Marina reste silencieuse alors que différentes conversations en chuchotis se déroulent de part et d’autre de la table. Le jeune traducteur est en train de parler avec Mathias mais il n’a pas l’air de l’écouter. Je le vois, crispé, en train d’observer la main de Janik toujours posée sur mon bras. Cela me fait sourire et, même si je meurs d’envie de repousser le Ministre, je n’en fais rien et profite de la situation. Je me rends compte que j’adore provoquer ainsi le beau blond qui me fait face.

— Arthur, toi qui n’es pas militaire, tu en penses quoi ? La population est prête à une offensive ou ils sont plutôt à vouloir attendre ? l’interroge sa mère.

— Je pense que personne ne veut la guerre. Et je rejoins Julia, Maman. Il vaut mieux pour l’instant essayer de couper les têtes des leaders que se lancer dans une grande offensive dont les résultats sont aléatoires et qui pourrait mettre tout le pays en danger.

Eh bien, lui aussi assume son positionnement alors que d’habitude, il reste plus sur la réserve. La réunion est loin d’être aussi déprimante que le laissait entendre Janik au début. D’ailleurs, je profite de cette intervention pour repousser sa main et m’éloigner un peu de lui et de ses avances.

— Bien, Janik, on va patienter pour l’instant. Ysée, vu que tes missions à la Culture sont à l’arrêt en ce moment, essaie de te rapprocher des ambassades et d’utiliser tes charmes pour qu’on ait des armes et de l’argent. Cela vaudra mieux que de distraire les troupes locales. On se revoit dans deux jours. Je veux que chacun d’entre vous ait déterminé des pistes d’action pour remporter cette guerre et terminer enfin ce conflit qui a trop duré. Je vous rappelle qu’on a promis au peuple la Paix et j’ai bien l’intention de tenir ma promesse. La séance est levée.
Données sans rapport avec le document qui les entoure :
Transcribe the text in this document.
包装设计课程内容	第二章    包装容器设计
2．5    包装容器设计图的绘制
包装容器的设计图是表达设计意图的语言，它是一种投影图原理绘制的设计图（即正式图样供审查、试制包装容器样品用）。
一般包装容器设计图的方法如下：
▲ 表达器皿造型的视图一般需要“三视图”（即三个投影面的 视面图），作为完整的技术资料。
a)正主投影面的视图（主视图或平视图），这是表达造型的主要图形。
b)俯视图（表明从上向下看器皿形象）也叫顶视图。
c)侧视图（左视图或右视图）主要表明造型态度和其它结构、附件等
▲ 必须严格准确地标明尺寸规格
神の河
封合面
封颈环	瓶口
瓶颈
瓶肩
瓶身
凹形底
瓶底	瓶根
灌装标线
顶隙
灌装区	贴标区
Théâtralement, elle quitte son fauteuil et sort de la pièce sans plus un regard. Je crois qu’elle pourra vraiment faire actrice si elle quitte un jour sa fonction de Présidente. En ce qui me concerne, je n’ai pas apprécié sa remarque finale. J’ai l’impression qu’elle veut que je joue à la pute pour aller récupérer des armes et, même si une part de moi est flattée qu’elle me confie une tâche de cette importance, l’autre part est en colère car je pense avoir d’autres arguments que physiques pour assurer mes missions. Il va falloir que je prenne un temps avec le Ministre des Affaires Étrangères afin de déterminer quelle est ma marge de manœuvre dans les négociations avec les pays voisins. Et ça promet d’être ennuyeux à souhait vu le personnage. Vivement la fin de cette stupide guerre.